Officials press developers for walking trails near course

With construction of the Granite Links Golf Club at Quarry Hills in Massachusetts in its final phase, local officials and environmentalists are pressing developers to include public walking trails in

With construction of the Granite Links Golf Club at Quarry Hills, on the Quincy-Milton line, in its final phase, local officials and environmentalists are pressing developers to include public walking trails in the project.


   "This is all public land," said Tom Palmer, a board member and spokesman for the Friends of the Blue Hills advocacy group. "It was all built with public money. The public should have access."


        Quincy Mayor William Phelan said the partially built 27-hole facility already is a great asset to the city, but he added, "The city continues to hold the developers' feet to the fire on the public benefits, and that includes the walking trails."


   Peter O'Connell, one of the principals of the Quarry Hills development team, said walking trails will be part of the completed project, but the layout and design have not been determined.


   O'Connell indicated the completed trails might not satisfy Palmer. "Tom Palmer would probably have you traipsing across a green or building a covered bridge across a fairway," he said.


   Palmer, a Milton resident and author, has been an outspoken critic of Quarry Hills throughout the project's 13 years of planning and construction.


   Built atop former municipal landfills in Quincy and Milton, Granite Links offers spectacular views of the Boston skyline and Boston Harbor, as well as the surrounding Blue Hills Reservation. Historic quarries from Quincy's once-thriving granite indus try have been incorporated into the golf course's design.


   Existing walking trails in the Blue Hills Reservation, the state's largest urban parkland, and Milton's Cunningham Park go to the edge of the Quarry Hills site. The Friends of the Blue Hills wants walking trails at the golf course to link Quincy and Milton and connect with existing trails in the reservation and Cunningham Park.

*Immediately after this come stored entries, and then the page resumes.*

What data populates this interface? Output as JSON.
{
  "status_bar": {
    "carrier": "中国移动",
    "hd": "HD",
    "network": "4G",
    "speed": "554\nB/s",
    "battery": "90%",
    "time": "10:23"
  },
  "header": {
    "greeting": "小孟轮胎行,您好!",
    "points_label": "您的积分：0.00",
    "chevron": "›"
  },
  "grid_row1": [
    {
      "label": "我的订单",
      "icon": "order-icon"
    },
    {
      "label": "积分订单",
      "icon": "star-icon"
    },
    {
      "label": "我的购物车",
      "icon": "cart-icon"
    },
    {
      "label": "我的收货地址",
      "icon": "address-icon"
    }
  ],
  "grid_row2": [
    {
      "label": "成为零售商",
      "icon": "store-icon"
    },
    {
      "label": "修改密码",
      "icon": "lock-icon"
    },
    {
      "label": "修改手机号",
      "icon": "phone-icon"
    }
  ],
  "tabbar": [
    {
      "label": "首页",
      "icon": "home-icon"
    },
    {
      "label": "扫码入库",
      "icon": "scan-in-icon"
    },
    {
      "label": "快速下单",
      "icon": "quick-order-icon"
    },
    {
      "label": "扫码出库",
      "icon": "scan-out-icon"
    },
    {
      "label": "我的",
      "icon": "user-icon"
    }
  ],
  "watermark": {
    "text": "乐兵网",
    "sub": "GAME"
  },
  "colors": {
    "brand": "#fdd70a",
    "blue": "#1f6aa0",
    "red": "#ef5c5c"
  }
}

   Fill from Boston's Big Dig highway construction project was used to cover the old landfills and shape the golf course. In return for accepting the fill, thereby helping the state get rid of it, developers received approximately $100 million, which was used to finance the construction.


   The developers are leasing the property from the municipalities, which receive a percentage of the fees that golfers pay.


   The first nine holes opened in Milton last year, and a second nine opened in Quincy in June. The remaining nine holes and clubhouse are scheduled to open next spring.


   Last week, delegates from the Democratic National Convention played on the course in an affair hosted by US Representative William D. Delahunt, a Quincy Democrat.


   While the golf course is a public facility, its fees are comparable to those of private courses in the area. Annual membership dues for an individual are $4,500, with a $25,000 initiation fee. For nonmembers, daily greens fees for 18 holes, with the cart included, are $90 per person.


   Palmer said Quarry Hills officials have indicated they want the walking trails to go around the edge of the golf course on low-lying areas. The only way hikers could get a panoramic view would be by walking up a driveway and into the clubhouse parking lot, according to Palmer.


   "I think they are trying to sell a premium golf course, and they think a guy with backpack will hurt them," Palmer said.


   O'Connell said the company's land-use planners are still trying to determine the proper location for the walking trails.


   The state-approved environmental impact report examining the project indicates that walking trails are to be part of the golf course and that they should link Quincy and Milton, and provide access to scenic and historic areas. The report does not specify a route for the trails.


   Milton Selectman Charles McCarthy said he has met with Quarry Hills officials on the trails issue and is hopeful the matter can be resolved.


   "I think that this is public land, and while it has been leased, it should not be completely closed off to the public," he said.


   Since the Milton section of the course is already built and open, the town has little leverage over the project now. The only town approval the developers need is a permit from the Board of Selectmen to allow alcohol to be consumed by golfers when playing on the nine holes in Milton.


   With the construction in Quincy continuing and annual permits required from the city Conservation Commission, Quincy officials are in a stronger position on the trails issue.


   After assuming the mayor's job in January 2002, Phelan clashed publicly with the Quarry Hills developers over the terms of the lease and the construction timetable. The issues were resolved in negotiations in late 2002, and Phelan has since praised the project.


   The principal Quarry Hills developers are brothers William and Peter O'Connell, who built some of Quincy's best known office and residential projects in the 1970s and 1980s, and Charles M. Geilich, a landfill operator and former Quincy resident who now lives in Florida. Former Quincy mayor Walter J. Hannon is also a Quarry Hills executive.